I titoli di valore ruberanno il centro della scena ai titoli di crescita nel 2026

I titoli di valore ruberanno il centro della scena ai titoli di crescita nel 2026
Wajeeh Khan
30 dic 2025, 20:32 PM
  • Le azioni di valore hanno superato quelle di crescita nelle ultime settimane.
  • Si prevede che la sovraperformance continuerà nel prossimo anno.
  • Ecco cosa potrebbe far salire le azioni value da qui nel 2026.

Dopo anni di supporto ai nomi della crescita, i titoli value sono pronti a brillare nel 2026.

Gli investitori che sono diventati diffidenti verso valutazioni allungate nei giganti dell'intelligenza artificiale e della tecnologia si stanno rivolgendo sempre più a asset più economici e meno rischiosi.

Le recenti azioni di mercato suggeriscono che la rotazione è già in corso, con indici di valore che supereranno i benchmark di crescita nelle ultime settimane del 2025.

I gestori di portafoglio sostengono che siano presenti le condizioni per un rimbalzo sostenuto, preparando il terreno affinché il valore possa riconquistare la leadership nel prossimo anno.

L'ampliamento della leadership di mercato segnala un slancio più sano

Uno dei segnali più incoraggianti per gli investitori value è l'ampliamento dell'ampiezza del rally.

Invece di concentrarsi in una manciata di aziende tecnologiche mega-cap, dicembre ha visto finanziari, industriali e nomi dei consumatori spingere gli indici verso l'alto.

Il SandP 500 a peso equo ha persino superato il suo omologo con il tetto massimo, sottolineando la forza delle aziende più piccole e medie.

"Molte cose sono cambiate nelle ultime settimane", ha detto Justin Bergner di Gabelli Funds, osservando che l'ambiente ora favorisce una rotazione verso settori sottovalutati.

Questa leadership in espansione suggerisce che il mercato rialzista non dipende più da un gruppo ristretto di iperscalatori, ma piuttosto sostenuto da una partecipazione diversificata tra i settori.

I venti contrari delle politiche potrebbero favorire azioni sottovalutate

Anche le condizioni macroeconomiche sembrano favorevoli alla rinascita del valore.
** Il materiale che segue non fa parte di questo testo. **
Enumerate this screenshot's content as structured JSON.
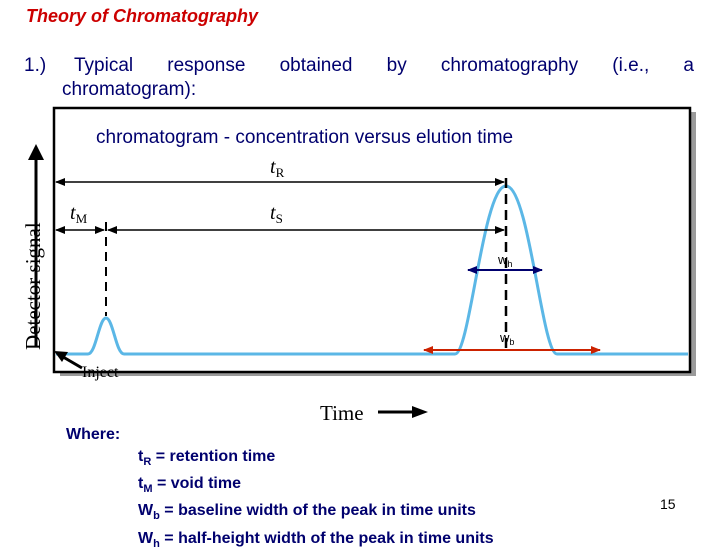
{
  "slide": {
    "title": "Theory of Chromatography",
    "item_number": "1.)",
    "item_words": [
      "Typical",
      "response",
      "obtained",
      "by",
      "chromatography",
      "(i.e.,",
      "a"
    ],
    "item_line2": "chromatogram):",
    "page_number": "15"
  },
  "figure": {
    "caption": "chromatogram  - concentration versus elution time",
    "y_axis_label": "Detector signal",
    "x_axis_label": "Time",
    "inject_label": "Inject",
    "tR_label": "t",
    "tR_sub": "R",
    "tM_label": "t",
    "tM_sub": "M",
    "tS_label": "t",
    "tS_sub": "S",
    "wh_label": "w",
    "wh_sub": "h",
    "wb_label": "w",
    "wb_sub": "b",
    "colors": {
      "trace": "#5bb7e6",
      "arrow_red": "#cc2200",
      "arrow_navy": "#00006e",
      "text_navy": "#00006e"
    }
  },
  "definitions": {
    "where_label": "Where:",
    "items": [
      {
        "sym": "t",
        "sub": "R",
        "text": " = retention time"
      },
      {
        "sym": "t",
        "sub": "M",
        "text": " = void time"
      },
      {
        "sym": "W",
        "sub": "b",
        "text": " = baseline width of the peak in time units"
      },
      {
        "sym": "W",
        "sub": "h",
        "text": " = half-height width of the peak in time units"
      }
    ]
  }
}
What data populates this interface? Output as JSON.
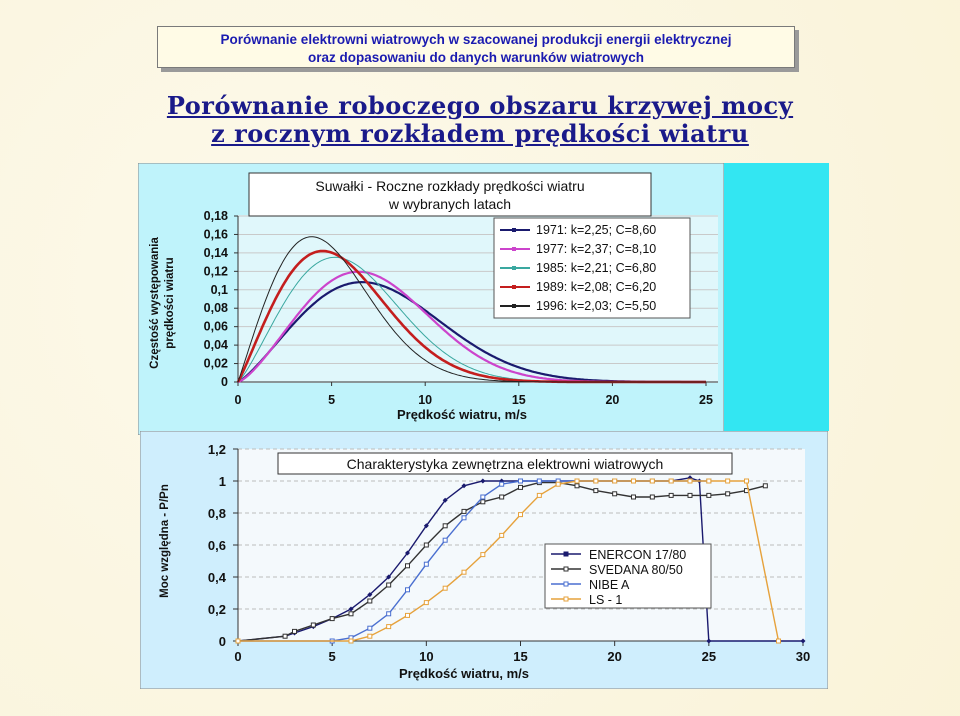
{
  "banner": {
    "line1": "Porównanie elektrowni wiatrowych w szacowanej produkcji energii elektrycznej",
    "line2": "oraz dopasowaniu do danych warunków wiatrowych"
  },
  "heading": {
    "line1": "Porównanie roboczego obszaru krzywej mocy",
    "line2": "z rocznym rozkładem prędkości wiatru"
  },
  "chart_data": [
    {
      "type": "line",
      "title_line1": "Suwałki  -  Roczne rozkłady prędkości wiatru",
      "title_line2": "w wybranych latach",
      "xlabel": "Prędkość wiatru, m/s",
      "ylabel_line1": "Częstość występowania",
      "ylabel_line2": "prędkości wiatru",
      "xlim": [
        0,
        25
      ],
      "ylim": [
        0,
        0.18
      ],
      "x_ticks": [
        "0",
        "5",
        "10",
        "15",
        "20",
        "25"
      ],
      "y_ticks": [
        "0",
        "0,02",
        "0,04",
        "0,06",
        "0,08",
        "0,1",
        "0,12",
        "0,14",
        "0,16",
        "0,18"
      ],
      "legend_position": "top-right",
      "series": [
        {
          "name": "1971:  k=2,25;  C=8,60",
          "k": 2.25,
          "C": 8.6,
          "color": "#1a1a6e"
        },
        {
          "name": "1977:  k=2,37;  C=8,10",
          "k": 2.37,
          "C": 8.1,
          "color": "#cc44cc"
        },
        {
          "name": "1985:  k=2,21;  C=6,80",
          "k": 2.21,
          "C": 6.8,
          "color": "#3aa8a0"
        },
        {
          "name": "1989:  k=2,08;  C=6,20",
          "k": 2.08,
          "C": 6.2,
          "color": "#c41e1e"
        },
        {
          "name": "1996:  k=2,03;  C=5,50",
          "k": 2.03,
          "C": 5.5,
          "color": "#222222"
        }
      ]
    },
    {
      "type": "line",
      "title": "Charakterystyka zewnętrzna elektrowni wiatrowych",
      "xlabel": "Prędkość wiatru, m/s",
      "ylabel": "Moc względna  -  P/Pn",
      "xlim": [
        0,
        30
      ],
      "ylim": [
        0,
        1.2
      ],
      "x_ticks": [
        "0",
        "5",
        "10",
        "15",
        "20",
        "25",
        "30"
      ],
      "y_ticks": [
        "0",
        "0,2",
        "0,4",
        "0,6",
        "0,8",
        "1",
        "1,2"
      ],
      "legend_position": "bottom-right",
      "series": [
        {
          "name": "ENERCON 17/80",
          "color": "#1a1a6e",
          "marker": "diamond",
          "x": [
            0,
            2.5,
            3,
            4,
            5,
            6,
            7,
            8,
            9,
            10,
            11,
            12,
            13,
            14,
            15,
            16,
            17,
            18,
            19,
            20,
            21,
            22,
            23,
            24,
            24.5,
            25,
            30
          ],
          "y": [
            0,
            0.03,
            0.05,
            0.09,
            0.14,
            0.2,
            0.29,
            0.4,
            0.55,
            0.72,
            0.88,
            0.97,
            1.0,
            1.0,
            1.0,
            1.0,
            1.0,
            1.0,
            1.0,
            1.0,
            1.0,
            1.0,
            1.0,
            1.02,
            1.0,
            0,
            0
          ]
        },
        {
          "name": "SVEDANA 80/50",
          "color": "#333333",
          "marker": "square",
          "x": [
            0,
            2.5,
            3,
            4,
            5,
            6,
            7,
            8,
            9,
            10,
            11,
            12,
            13,
            14,
            15,
            16,
            17,
            18,
            19,
            20,
            21,
            22,
            23,
            24,
            25,
            26,
            27,
            28
          ],
          "y": [
            0,
            0.03,
            0.06,
            0.1,
            0.14,
            0.17,
            0.25,
            0.35,
            0.47,
            0.6,
            0.72,
            0.81,
            0.87,
            0.9,
            0.96,
            0.99,
            0.99,
            0.97,
            0.94,
            0.92,
            0.9,
            0.9,
            0.91,
            0.91,
            0.91,
            0.92,
            0.94,
            0.97
          ]
        },
        {
          "name": "NIBE A",
          "color": "#4a6fd0",
          "marker": "square",
          "x": [
            0,
            5,
            6,
            7,
            8,
            9,
            10,
            11,
            12,
            13,
            14,
            15,
            16,
            17,
            18,
            19,
            20,
            21,
            22,
            23,
            24,
            25
          ],
          "y": [
            0,
            0,
            0.02,
            0.08,
            0.17,
            0.32,
            0.48,
            0.63,
            0.77,
            0.9,
            0.98,
            1.0,
            1.0,
            1.0,
            1.0,
            1.0,
            1.0,
            1.0,
            1.0,
            1.0,
            1.0,
            1.0
          ]
        },
        {
          "name": "LS - 1",
          "color": "#e6a23c",
          "marker": "square",
          "x": [
            0,
            6,
            7,
            8,
            9,
            10,
            11,
            12,
            13,
            14,
            15,
            16,
            17,
            18,
            19,
            20,
            21,
            22,
            23,
            24,
            25,
            26,
            27,
            28.7
          ],
          "y": [
            0,
            0,
            0.03,
            0.09,
            0.16,
            0.24,
            0.33,
            0.43,
            0.54,
            0.66,
            0.79,
            0.91,
            0.98,
            1.0,
            1.0,
            1.0,
            1.0,
            1.0,
            1.0,
            1.0,
            1.0,
            1.0,
            1.0,
            0
          ]
        }
      ]
    }
  ],
  "colors": {
    "banner_text": "#1b1bb0",
    "heading_text": "#1a1a8a",
    "top_panel_bg": "#bff3fb",
    "side_strip": "#33e6f2",
    "bottom_panel_bg": "#cfeefd"
  }
}
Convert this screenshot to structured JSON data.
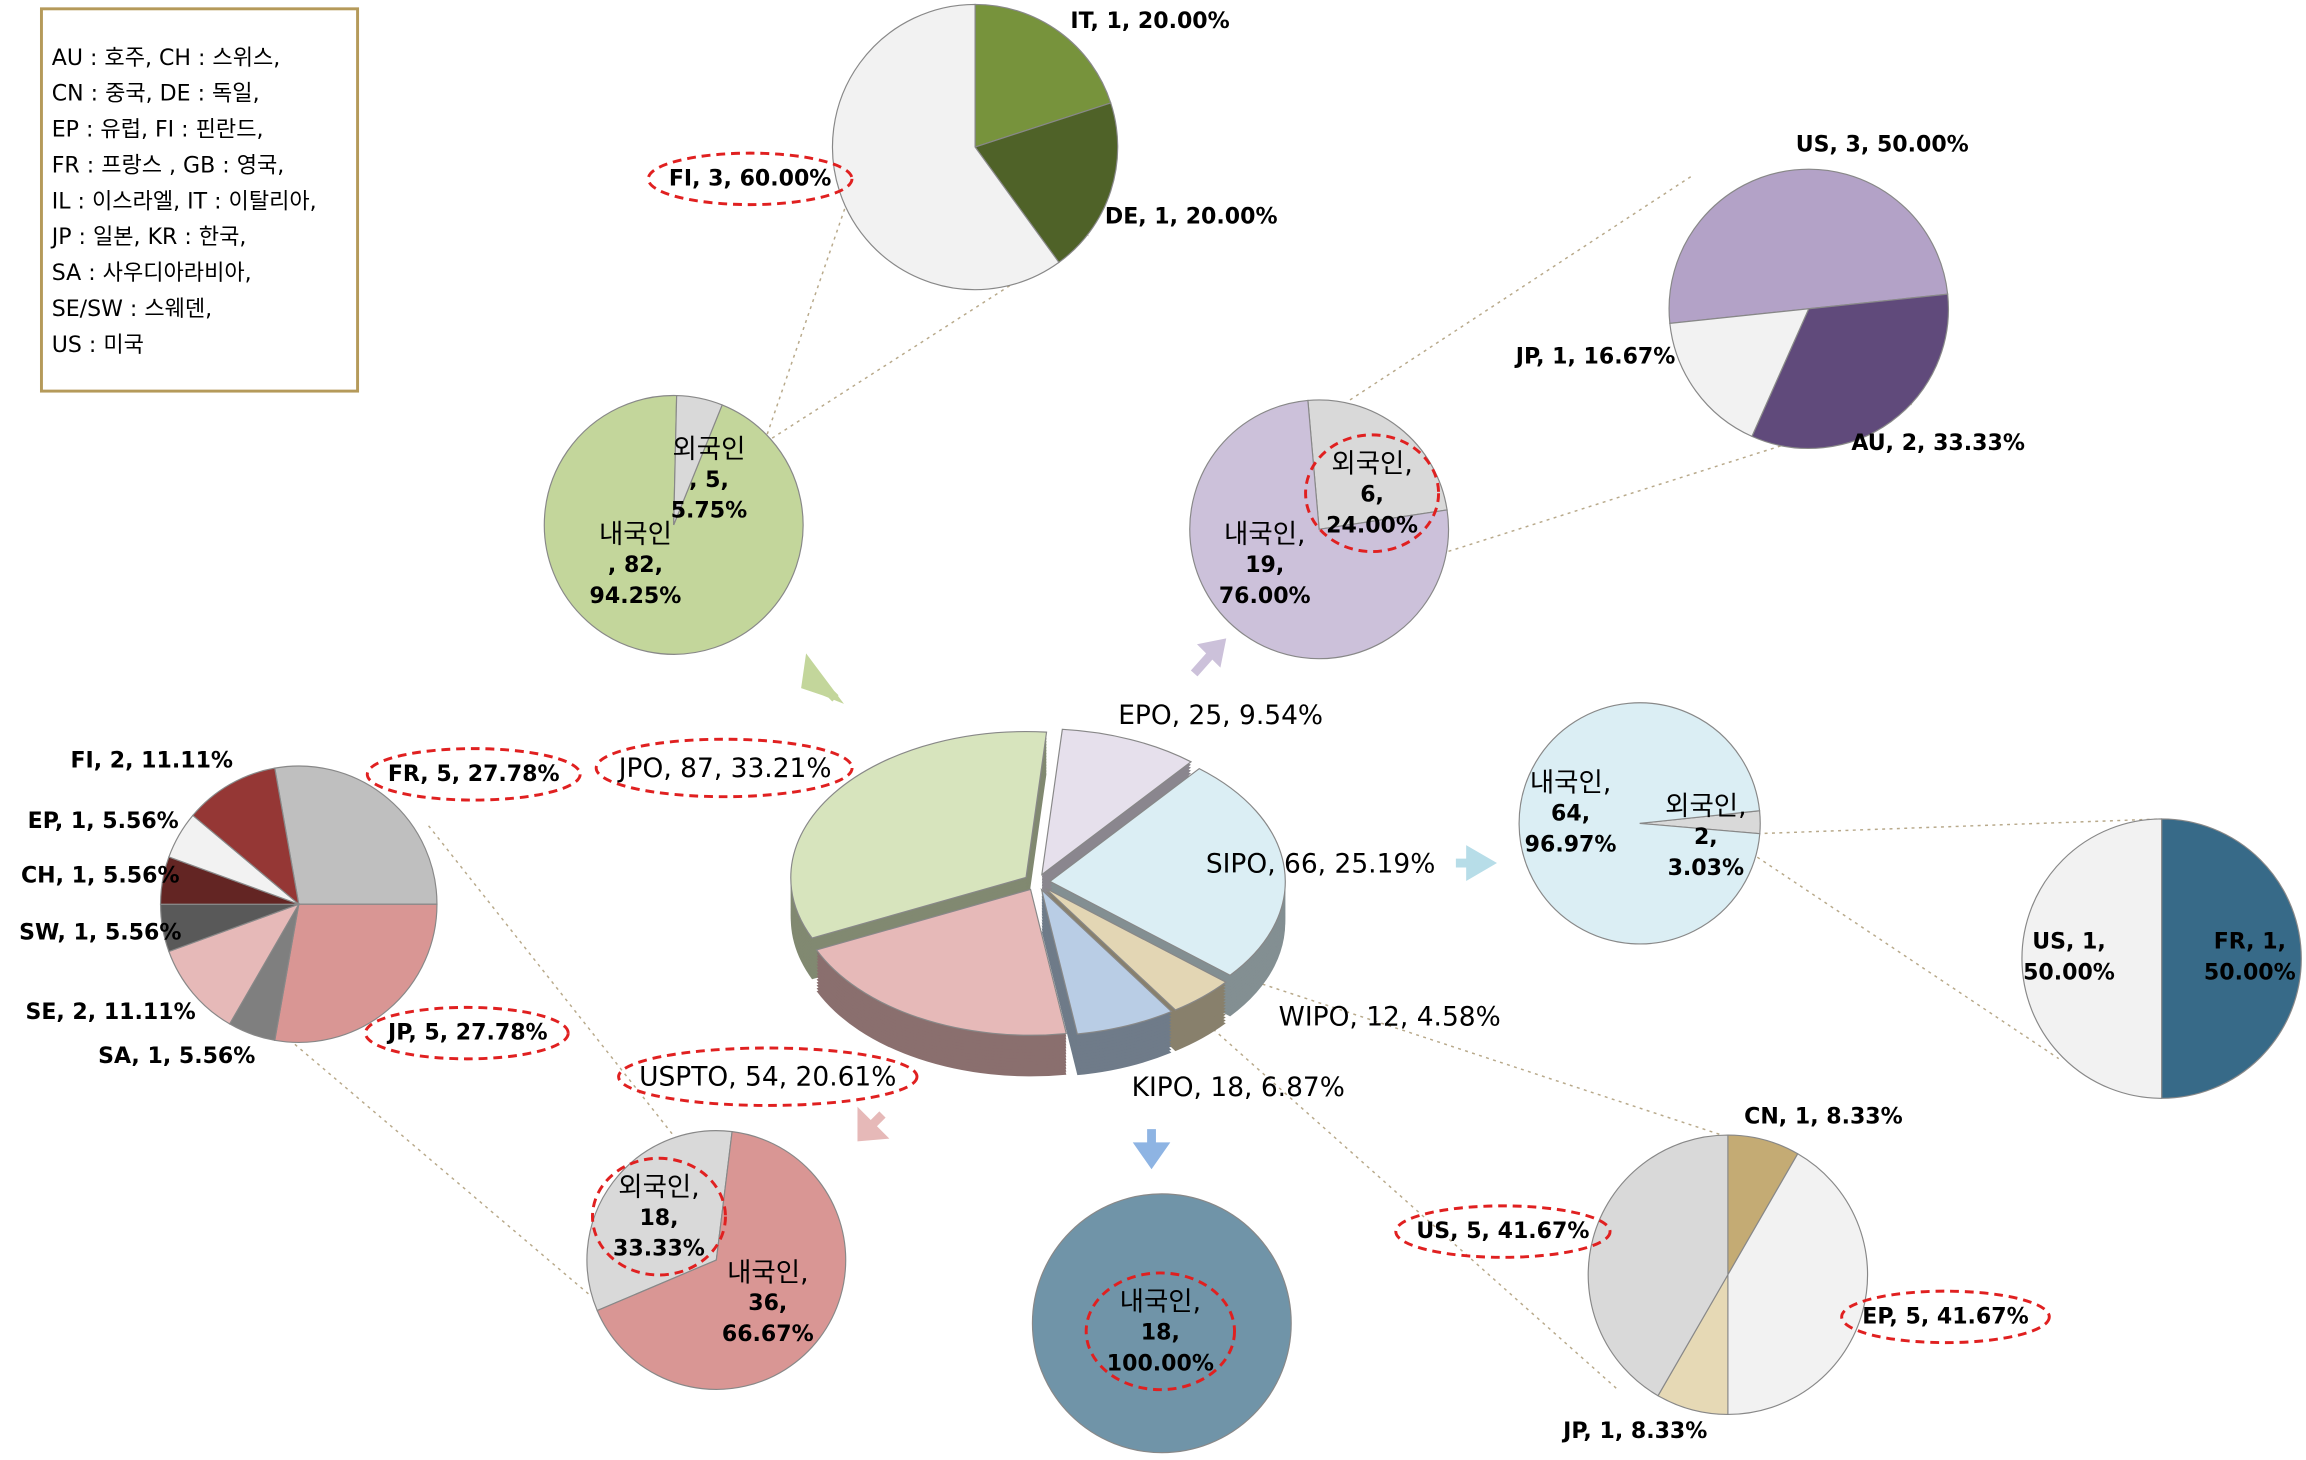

Se la Fed inizierà a tagliare i tassi d'interesse all'inizio del 2026, i costi di indebitamento si alleggeriranno per banche e aziende a contatto con i consumatori.

Allo stesso tempo, i guadagni di produttività derivanti dall'intelligenza artificiale potrebbero aumentare gli utili aziendali in settori che non hanno ancora beneficiato del boom dell'IA.

L'agevolamento fiscale dal "One, Big, Beautiful Bill Act" di Trump aggiunge un ulteriore livello di sostegno.

Dennis DeBusschere di 22V Research ha scritto che una crescita più forte della produttività permette all'economia di espandersi "al 2,5% di reale senza che l'inflazione sia un problema", creando un vento favorevole per strategie orientate al valore.

Insieme, questi fattori potrebbero sbloccare la crescita degli utili per aziende a lungo trascurate dagli investitori che inseguono la tecnologia.

Le valutazioni evidenziano l'opportunità ma richiedono selettività

Sebbene le azioni di valore siano apprezzate in modo attraente, gli investitori devono rimanere attenti.

Le small cap, ad esempio, si scambiano con un netto sconto rispetto alle big cap, ma la sola economia non garantisce una performance superiore.

Phil Segner del Leuthold Grizzly Short Fund ha avvertito: "Usiamo le valutazioni non come uno strumento di tempistica, ma più come profilo di rischio per l'indice."

In altre parole, valutazioni più basse riducono il rischio ma non garantiscono guadagni. La sfida per il 2026 sarà identificare quali aziende possono tradurre condizioni favorevoli in profitti più forti.

Banche e società di consumo discrezionale sono tra i settori evidenziati dagli strateghi, ma anche all'interno di questi settori, una selezione attenta delle azioni sarà fondamentale man mano che la rotazione si sviluppa.

Questo garantirà agli investitori di cogliere genuine opportunità nel nuovo anno (2026) invece di inseguire ogni affare che sembra un po' sottovalutato.